Suppose you want to describe to a friend the way in which a dog runs. You could just say:
.i lo gerku cu bajra
The dog does run. (".i" merely clarifies the beginning of a new sentence)
The dog runs.
This is totally accurate, but not very descriptive. Fortunately, Lojban allows you to connect gismu (root words) together in a way similar to adjectives and adverbs, but even easier. If you wanted to specify the color of the dog, you could modify the previous statement to say:
.i lo xekri gerku cu bajra
The black-type dog does run.
The black dog runs.
This is significantly more descriptive. Since combining words in this way to form an idea is so simple, order is important. Notice what happens if "black" and "dog" are reversed:
.i lo gerku xekri cu bajra
The dog-type black-thing does run.
The dog-like blackness runs.
The meaning has changed: the thing that is running is not necessarily a dog, but something black that is merely dog-like, insinuating that you don't really know what black thing it is that's running, but merely that it looks like a dog.

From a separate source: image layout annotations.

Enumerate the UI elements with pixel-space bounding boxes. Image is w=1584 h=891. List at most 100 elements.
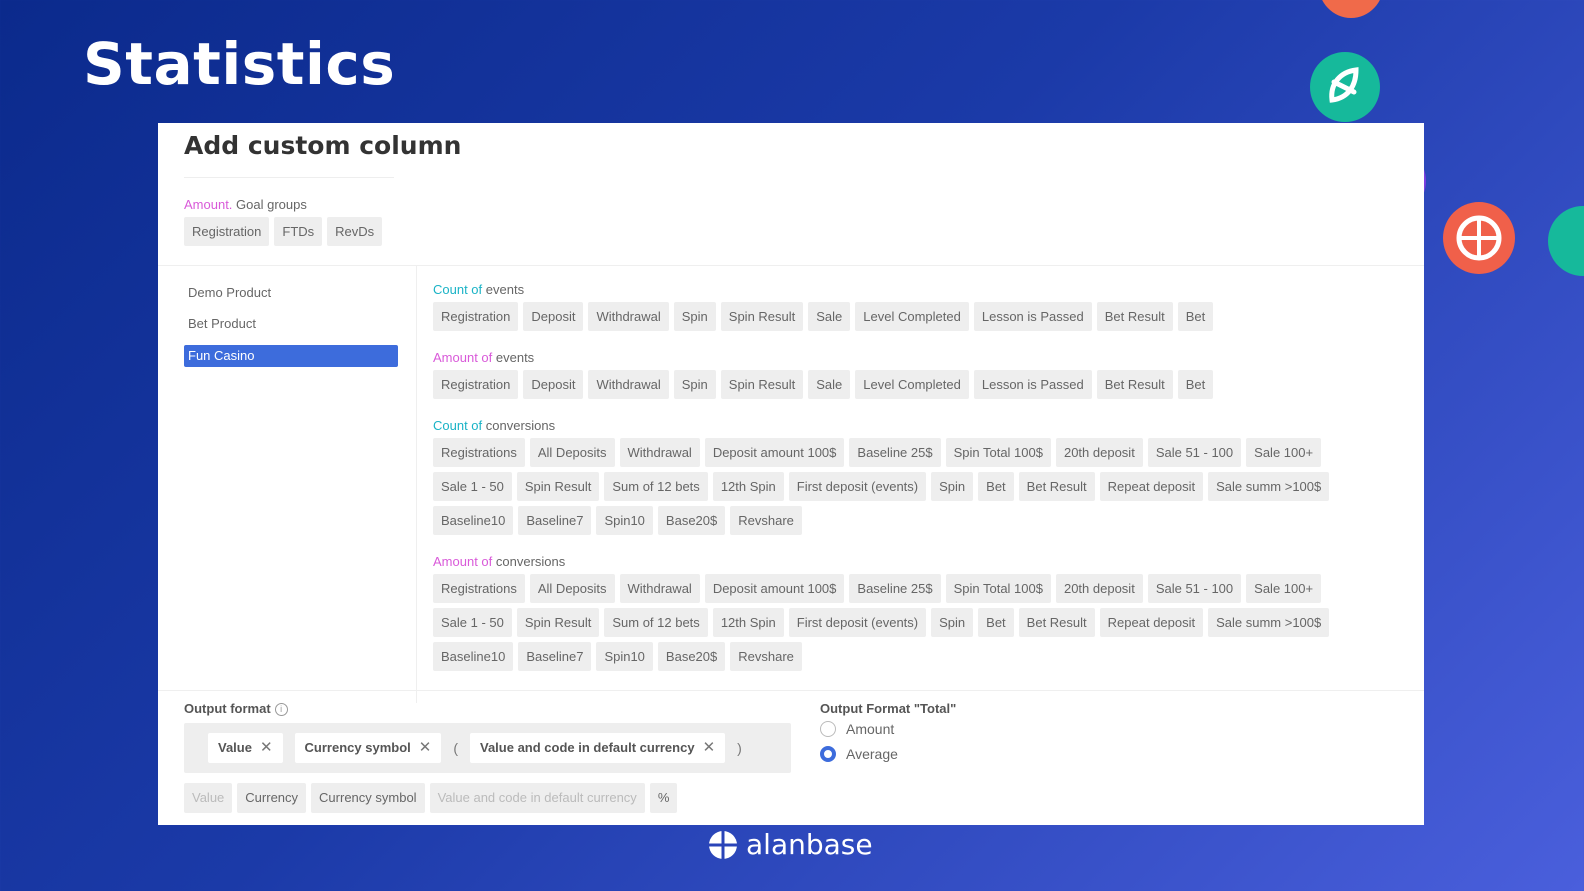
sidebar-item-product[interactable]: Fun Casino xyxy=(184,345,398,367)
decorative-orange-circle-icon xyxy=(1318,0,1384,18)
chip-option[interactable]: Registrations xyxy=(433,574,525,603)
chip-option[interactable]: Sale xyxy=(808,370,851,399)
decorative-green-leaf-icon xyxy=(1310,52,1380,122)
remove-icon[interactable]: ✕ xyxy=(703,733,716,763)
chip-option[interactable]: RevDs xyxy=(327,217,383,246)
chip-option[interactable]: Spin xyxy=(931,472,974,501)
chip-option[interactable]: Sale summ >100$ xyxy=(1208,608,1330,637)
chip-option[interactable]: Bet Result xyxy=(1096,370,1173,399)
chip-option[interactable]: Spin Total 100$ xyxy=(945,574,1051,603)
decorative-green-circle-icon xyxy=(1548,206,1584,276)
chip-option[interactable]: Spin Result xyxy=(720,370,804,399)
chip-option[interactable]: Repeat deposit xyxy=(1099,608,1204,637)
chip-option[interactable]: Level Completed xyxy=(855,370,969,399)
chip-option[interactable]: 12th Spin xyxy=(712,472,784,501)
chip-option[interactable]: Bet xyxy=(978,472,1014,501)
chip-option[interactable]: Level Completed xyxy=(855,302,969,331)
chip-option[interactable]: Sale 100+ xyxy=(1246,574,1322,603)
count-events-text: events xyxy=(482,282,525,297)
chip-option[interactable]: Registration xyxy=(433,370,519,399)
chip-option[interactable]: Baseline7 xyxy=(518,642,592,671)
chip-option[interactable]: Lesson is Passed xyxy=(973,370,1092,399)
chip-option[interactable]: 20th deposit xyxy=(1055,574,1143,603)
sidebar-item-product[interactable]: Bet Product xyxy=(184,313,398,335)
remove-icon[interactable]: ✕ xyxy=(260,733,273,763)
chip-option[interactable]: First deposit (events) xyxy=(788,472,927,501)
sidebar-item-product[interactable]: Demo Product xyxy=(184,282,398,304)
chip-option[interactable]: Baseline7 xyxy=(518,506,592,535)
chip-option[interactable]: Registration xyxy=(184,217,270,246)
radio-button[interactable] xyxy=(820,746,836,762)
chip-option[interactable]: Sale 1 - 50 xyxy=(433,472,512,501)
chip-option[interactable]: Spin xyxy=(673,302,716,331)
chip-option[interactable]: Spin10 xyxy=(596,642,653,671)
amount-conversions-label: Amount of conversions xyxy=(433,554,565,569)
chip-option[interactable]: Sale 51 - 100 xyxy=(1147,574,1242,603)
chip-option[interactable]: Baseline 25$ xyxy=(849,574,941,603)
chip-option[interactable]: Bet Result xyxy=(1096,302,1173,331)
chip-option[interactable]: Sale xyxy=(808,302,851,331)
chip-option[interactable]: Withdrawal xyxy=(588,302,669,331)
chip-option[interactable]: Revshare xyxy=(730,506,802,535)
chip-option[interactable]: Deposit amount 100$ xyxy=(704,574,845,603)
chip-option[interactable]: All Deposits xyxy=(529,438,615,467)
chip-option[interactable]: Withdrawal xyxy=(619,438,700,467)
chip-option[interactable]: 20th deposit xyxy=(1055,438,1143,467)
format-option-chip[interactable]: % xyxy=(649,783,678,813)
chip-option[interactable]: All Deposits xyxy=(529,574,615,603)
chip-option[interactable]: Sum of 12 bets xyxy=(604,608,708,637)
chip-option[interactable]: Spin Result xyxy=(720,302,804,331)
chip-option[interactable]: Spin xyxy=(931,608,974,637)
dialog-title: Add custom column xyxy=(184,131,462,160)
chip-option[interactable]: 12th Spin xyxy=(712,608,784,637)
chip-option[interactable]: Deposit xyxy=(523,302,584,331)
amount-events-chips: Registration Deposit Withdrawal Spin Spin Re… xyxy=(433,370,1403,399)
chip-option[interactable]: Sale summ >100$ xyxy=(1208,472,1330,501)
chip-option[interactable]: Bet xyxy=(1177,370,1214,399)
chip-option[interactable]: Registration xyxy=(433,302,519,331)
info-icon[interactable]: i xyxy=(274,703,288,717)
chip-option[interactable]: Spin Result xyxy=(516,472,600,501)
format-tag[interactable]: Value ✕ xyxy=(208,733,283,763)
format-tag[interactable]: Value and code in default currency ✕ xyxy=(470,733,726,763)
chip-option[interactable]: Sale 1 - 50 xyxy=(433,608,512,637)
chip-option[interactable]: Withdrawal xyxy=(588,370,669,399)
remove-icon[interactable]: ✕ xyxy=(419,733,432,763)
chip-option[interactable]: Base20$ xyxy=(657,506,726,535)
chip-option[interactable]: Lesson is Passed xyxy=(973,302,1092,331)
chip-option[interactable]: Bet Result xyxy=(1018,472,1095,501)
chip-option[interactable]: Sum of 12 bets xyxy=(604,472,708,501)
chip-option[interactable]: Registrations xyxy=(433,438,525,467)
format-option-chip[interactable]: Currency xyxy=(237,783,307,813)
radio-option[interactable]: Average xyxy=(820,746,898,762)
radio-option[interactable]: Amount xyxy=(820,721,894,737)
chip-option[interactable]: Repeat deposit xyxy=(1099,472,1204,501)
format-tag[interactable]: Currency symbol ✕ xyxy=(294,733,442,763)
chip-option[interactable]: FTDs xyxy=(274,217,323,246)
chip-option[interactable]: Bet Result xyxy=(1018,608,1095,637)
chip-option[interactable]: First deposit (events) xyxy=(788,608,927,637)
chip-option[interactable]: Bet xyxy=(1177,302,1214,331)
chip-option[interactable]: Spin xyxy=(673,370,716,399)
chip-option[interactable]: Sale 100+ xyxy=(1246,438,1322,467)
format-option-chip[interactable]: Currency symbol xyxy=(311,783,425,813)
chip-option[interactable]: Sale 51 - 100 xyxy=(1147,438,1242,467)
chip-option[interactable]: Deposit xyxy=(523,370,584,399)
count-events-chips: Registration Deposit Withdrawal Spin Spin Re… xyxy=(433,302,1403,331)
radio-button[interactable] xyxy=(820,721,836,737)
chip-option[interactable]: Baseline10 xyxy=(433,642,514,671)
alanbase-logo: alanbase xyxy=(708,828,873,861)
chip-option[interactable]: Revshare xyxy=(730,642,802,671)
chip-option[interactable]: Deposit amount 100$ xyxy=(704,438,845,467)
chip-option[interactable]: Spin10 xyxy=(596,506,653,535)
output-format-builder[interactable]: Value ✕ Currency symbol ✕ (Value and code in… xyxy=(184,723,791,773)
goal-groups-chips: Registration FTDs RevDs xyxy=(184,217,383,246)
chip-option[interactable]: Baseline10 xyxy=(433,506,514,535)
chip-option[interactable]: Base20$ xyxy=(657,642,726,671)
chip-option[interactable]: Spin Total 100$ xyxy=(945,438,1051,467)
chip-option[interactable]: Bet xyxy=(978,608,1014,637)
format-tag-label: Value xyxy=(218,740,252,755)
chip-option[interactable]: Spin Result xyxy=(516,608,600,637)
chip-option[interactable]: Baseline 25$ xyxy=(849,438,941,467)
chip-option[interactable]: Withdrawal xyxy=(619,574,700,603)
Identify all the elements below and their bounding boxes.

If you also wanted to comment on how the dog is running, you could use the same technique, as in:
.i lo xekri gerku cu sutra bajra
The black-type dog does quick-type run.
The black dog quickly runs.
.i lo xekri gerku cu mutce sutra bajra
The black-type dog does much-type quick-type run.
The black dog very quickly runs.
This kind of convenient word combination in Lojban is one of the reasons for the cmavo 'cu' (translated as "does"). Without we have:
.i lo xekri gerku mutce sutra bajra
The black-type dog-type much-type fast-type run-thing.
In other words, Lojban word rules turn the statement into a long compound noun, while adding a 'cu' separates the ideas into a valid statement.